With nearly 5,000 workers scheduled to be in place by year’s end, and the rest arriving early in 2012, commissioning a new traffic study would not alleviate the expected massive congestion.
“If a new, expanded traffic study is performed, it may point out additional regional transit and road improvements necessary to mitigate the impact of Mark Center,” said Tom Fahrney, VDOT’s BRAC coordinator. “However, if all employees are moved as scheduled well before funded road improvements are constructed, our studies indicate severe congestion will develop on I-395, Seminary Road and Beauregard.”
Fahrney said VDOT began warning the Army three years ago that its traffic studies failed to take into account the full scope of the region’s traffic congestion.
T he call was taken up by Northern Virginia’s congressional delegation, which approached then-Defense Secretary Robert M. Gates in January and his successor, Leon E. Panetta, in September.
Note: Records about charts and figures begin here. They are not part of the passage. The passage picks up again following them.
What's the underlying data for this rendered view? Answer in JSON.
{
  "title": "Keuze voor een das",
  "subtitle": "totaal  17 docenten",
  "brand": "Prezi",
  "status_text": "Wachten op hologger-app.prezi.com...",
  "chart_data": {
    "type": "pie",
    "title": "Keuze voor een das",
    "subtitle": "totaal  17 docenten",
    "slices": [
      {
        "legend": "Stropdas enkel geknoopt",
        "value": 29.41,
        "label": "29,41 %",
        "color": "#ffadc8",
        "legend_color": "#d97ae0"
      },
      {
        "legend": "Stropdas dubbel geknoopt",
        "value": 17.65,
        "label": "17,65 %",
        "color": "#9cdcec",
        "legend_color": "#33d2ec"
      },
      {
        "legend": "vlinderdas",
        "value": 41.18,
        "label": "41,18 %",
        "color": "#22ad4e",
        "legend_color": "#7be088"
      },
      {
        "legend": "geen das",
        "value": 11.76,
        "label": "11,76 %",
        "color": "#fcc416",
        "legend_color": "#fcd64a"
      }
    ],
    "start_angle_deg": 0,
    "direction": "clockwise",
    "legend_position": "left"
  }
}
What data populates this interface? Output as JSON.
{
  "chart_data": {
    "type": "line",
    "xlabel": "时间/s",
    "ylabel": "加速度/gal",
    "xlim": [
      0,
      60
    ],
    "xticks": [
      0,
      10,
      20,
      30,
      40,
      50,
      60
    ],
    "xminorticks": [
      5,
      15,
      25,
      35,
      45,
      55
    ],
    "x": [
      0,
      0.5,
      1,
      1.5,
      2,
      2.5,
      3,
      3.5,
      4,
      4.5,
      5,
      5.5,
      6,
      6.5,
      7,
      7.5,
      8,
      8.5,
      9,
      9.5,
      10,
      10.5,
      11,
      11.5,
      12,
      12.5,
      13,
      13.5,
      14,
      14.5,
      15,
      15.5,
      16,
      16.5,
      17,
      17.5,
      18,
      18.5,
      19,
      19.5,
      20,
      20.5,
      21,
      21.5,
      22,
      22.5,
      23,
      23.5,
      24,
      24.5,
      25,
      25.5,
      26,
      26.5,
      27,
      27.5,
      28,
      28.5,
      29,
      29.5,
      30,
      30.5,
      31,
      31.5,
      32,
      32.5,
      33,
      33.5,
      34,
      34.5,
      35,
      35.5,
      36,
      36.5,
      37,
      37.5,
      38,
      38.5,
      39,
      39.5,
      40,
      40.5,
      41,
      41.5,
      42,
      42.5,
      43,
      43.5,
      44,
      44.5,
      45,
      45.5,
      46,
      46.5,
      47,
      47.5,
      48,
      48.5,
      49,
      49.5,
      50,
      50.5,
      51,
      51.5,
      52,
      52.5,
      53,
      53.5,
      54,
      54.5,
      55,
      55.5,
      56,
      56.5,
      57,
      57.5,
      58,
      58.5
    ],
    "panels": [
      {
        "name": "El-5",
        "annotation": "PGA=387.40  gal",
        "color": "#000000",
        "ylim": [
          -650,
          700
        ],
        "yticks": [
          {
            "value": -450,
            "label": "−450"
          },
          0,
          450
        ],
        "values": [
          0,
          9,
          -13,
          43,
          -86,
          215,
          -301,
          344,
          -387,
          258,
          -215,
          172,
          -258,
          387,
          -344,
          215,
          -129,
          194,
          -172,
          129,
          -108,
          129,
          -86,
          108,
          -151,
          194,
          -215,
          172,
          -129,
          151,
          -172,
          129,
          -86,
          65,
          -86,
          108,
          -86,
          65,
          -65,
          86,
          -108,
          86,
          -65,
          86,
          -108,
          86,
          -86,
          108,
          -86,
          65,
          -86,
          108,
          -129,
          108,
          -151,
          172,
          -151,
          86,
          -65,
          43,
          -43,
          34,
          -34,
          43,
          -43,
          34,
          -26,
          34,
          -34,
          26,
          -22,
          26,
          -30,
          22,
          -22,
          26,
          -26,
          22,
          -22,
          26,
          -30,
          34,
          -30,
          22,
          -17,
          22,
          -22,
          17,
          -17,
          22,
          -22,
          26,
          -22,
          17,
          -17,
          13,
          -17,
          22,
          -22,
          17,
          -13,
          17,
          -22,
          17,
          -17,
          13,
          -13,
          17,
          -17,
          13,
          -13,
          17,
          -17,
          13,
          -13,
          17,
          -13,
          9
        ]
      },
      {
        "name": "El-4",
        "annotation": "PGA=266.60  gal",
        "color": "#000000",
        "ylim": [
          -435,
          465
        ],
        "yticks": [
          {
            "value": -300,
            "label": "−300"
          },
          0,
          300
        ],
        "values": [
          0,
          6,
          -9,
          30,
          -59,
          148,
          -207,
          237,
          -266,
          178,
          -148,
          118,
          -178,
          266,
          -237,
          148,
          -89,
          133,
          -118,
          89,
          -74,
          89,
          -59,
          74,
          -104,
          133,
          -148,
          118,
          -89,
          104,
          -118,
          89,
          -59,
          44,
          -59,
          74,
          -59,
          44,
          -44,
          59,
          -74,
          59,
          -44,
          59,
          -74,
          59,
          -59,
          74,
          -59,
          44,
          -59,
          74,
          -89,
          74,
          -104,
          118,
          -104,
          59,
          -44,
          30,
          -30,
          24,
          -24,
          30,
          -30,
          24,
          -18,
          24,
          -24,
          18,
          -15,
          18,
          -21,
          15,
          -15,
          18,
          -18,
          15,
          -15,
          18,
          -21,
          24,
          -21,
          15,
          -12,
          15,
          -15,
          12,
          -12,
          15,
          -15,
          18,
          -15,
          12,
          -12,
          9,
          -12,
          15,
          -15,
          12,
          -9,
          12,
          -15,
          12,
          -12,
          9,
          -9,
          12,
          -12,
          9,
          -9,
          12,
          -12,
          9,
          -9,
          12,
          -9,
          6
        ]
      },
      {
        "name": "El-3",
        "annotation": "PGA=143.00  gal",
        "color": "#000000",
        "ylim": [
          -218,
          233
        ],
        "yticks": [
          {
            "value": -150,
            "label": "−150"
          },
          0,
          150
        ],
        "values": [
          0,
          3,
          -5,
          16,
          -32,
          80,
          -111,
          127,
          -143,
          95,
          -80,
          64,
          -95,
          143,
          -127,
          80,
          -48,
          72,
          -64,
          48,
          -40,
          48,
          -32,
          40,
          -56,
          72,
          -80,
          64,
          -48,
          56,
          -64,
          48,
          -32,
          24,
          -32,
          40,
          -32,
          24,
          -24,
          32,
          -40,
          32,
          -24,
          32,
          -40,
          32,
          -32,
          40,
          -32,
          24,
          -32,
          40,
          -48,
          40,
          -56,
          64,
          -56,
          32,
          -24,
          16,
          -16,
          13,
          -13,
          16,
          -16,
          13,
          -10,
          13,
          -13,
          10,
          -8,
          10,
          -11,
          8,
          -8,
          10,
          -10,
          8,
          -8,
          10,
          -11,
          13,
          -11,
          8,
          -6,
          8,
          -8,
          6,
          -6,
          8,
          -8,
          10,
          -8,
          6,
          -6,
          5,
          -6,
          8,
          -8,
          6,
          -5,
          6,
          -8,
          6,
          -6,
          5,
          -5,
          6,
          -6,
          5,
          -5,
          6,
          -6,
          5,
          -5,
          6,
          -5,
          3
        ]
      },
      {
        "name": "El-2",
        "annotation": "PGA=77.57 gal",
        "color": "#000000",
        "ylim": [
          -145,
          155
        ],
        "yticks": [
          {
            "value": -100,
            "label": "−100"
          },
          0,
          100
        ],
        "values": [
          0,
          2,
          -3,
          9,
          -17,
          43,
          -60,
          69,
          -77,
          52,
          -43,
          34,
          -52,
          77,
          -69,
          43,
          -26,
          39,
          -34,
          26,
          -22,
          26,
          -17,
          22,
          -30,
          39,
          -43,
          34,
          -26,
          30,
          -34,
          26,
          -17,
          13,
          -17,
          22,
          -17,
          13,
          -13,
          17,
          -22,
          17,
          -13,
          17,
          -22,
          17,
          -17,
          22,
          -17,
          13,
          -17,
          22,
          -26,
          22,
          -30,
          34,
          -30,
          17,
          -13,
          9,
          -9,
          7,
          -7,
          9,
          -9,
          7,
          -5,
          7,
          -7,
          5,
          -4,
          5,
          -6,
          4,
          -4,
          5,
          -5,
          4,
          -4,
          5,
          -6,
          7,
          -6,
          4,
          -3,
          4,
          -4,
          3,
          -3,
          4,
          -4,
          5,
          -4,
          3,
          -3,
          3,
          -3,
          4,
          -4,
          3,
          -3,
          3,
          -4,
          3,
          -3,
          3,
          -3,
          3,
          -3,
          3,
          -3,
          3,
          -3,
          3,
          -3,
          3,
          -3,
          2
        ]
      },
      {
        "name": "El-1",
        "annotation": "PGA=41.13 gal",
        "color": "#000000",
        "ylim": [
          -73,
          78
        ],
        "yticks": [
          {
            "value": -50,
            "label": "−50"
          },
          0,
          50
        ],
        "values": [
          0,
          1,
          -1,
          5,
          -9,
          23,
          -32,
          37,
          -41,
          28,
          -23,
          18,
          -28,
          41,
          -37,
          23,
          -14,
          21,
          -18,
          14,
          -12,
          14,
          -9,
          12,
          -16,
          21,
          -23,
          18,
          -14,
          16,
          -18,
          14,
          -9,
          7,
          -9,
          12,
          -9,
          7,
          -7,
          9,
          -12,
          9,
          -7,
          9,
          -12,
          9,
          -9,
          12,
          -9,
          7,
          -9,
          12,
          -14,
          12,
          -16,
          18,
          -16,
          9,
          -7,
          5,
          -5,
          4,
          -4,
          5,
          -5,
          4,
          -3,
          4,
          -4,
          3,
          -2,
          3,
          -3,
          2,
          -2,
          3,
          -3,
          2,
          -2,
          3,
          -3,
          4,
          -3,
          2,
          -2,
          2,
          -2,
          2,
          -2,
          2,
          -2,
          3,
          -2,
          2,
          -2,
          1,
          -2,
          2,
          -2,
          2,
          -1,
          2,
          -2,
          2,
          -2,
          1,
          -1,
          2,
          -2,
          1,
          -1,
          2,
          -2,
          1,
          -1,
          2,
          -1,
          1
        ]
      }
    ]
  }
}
Sens. James Webb and Mark R. Warner and Reps. Moran and Gerald E. Connolly, all Democrats, pleaded unsuccessfully to slow the transfers until road improvements were completed.
“The need couldn’t be clearer for Congress to impose a parking cap limiting the number of cars with access to the site until sufficient transportation upgrades can be completed,” Moran said Wednesday.
Construction on one of the key improvements — a new carpool and bus ramp from I-395 to Seminary Road — was delayed in April when the Federal Highway Administration required a more-thorough environmental impact study. VDOT said the $80 million project would be delayed by 18 months.
Kirby said Virginia officials should reconsider a recently discarded proposal to build high-occupancy toll lanes on I-395 to the 14th Street Bridge that crosses into the District. That plan was dropped after Arlington County brought a lawsuit to block it.
“That would have added an enormous amount of capacity,” Kirby said. “It could have helped get these folks in and out of the Mark Center.”
Virginia Gov. Robert F. McDonnell set up a task force in August to monitor traffic around the Mark Center, warning that arrival of the new workers would “disrupt daily commutes and the movement of goods and freight [and have] wide-reaching impacts that will be felt across the Northern Virginia region.”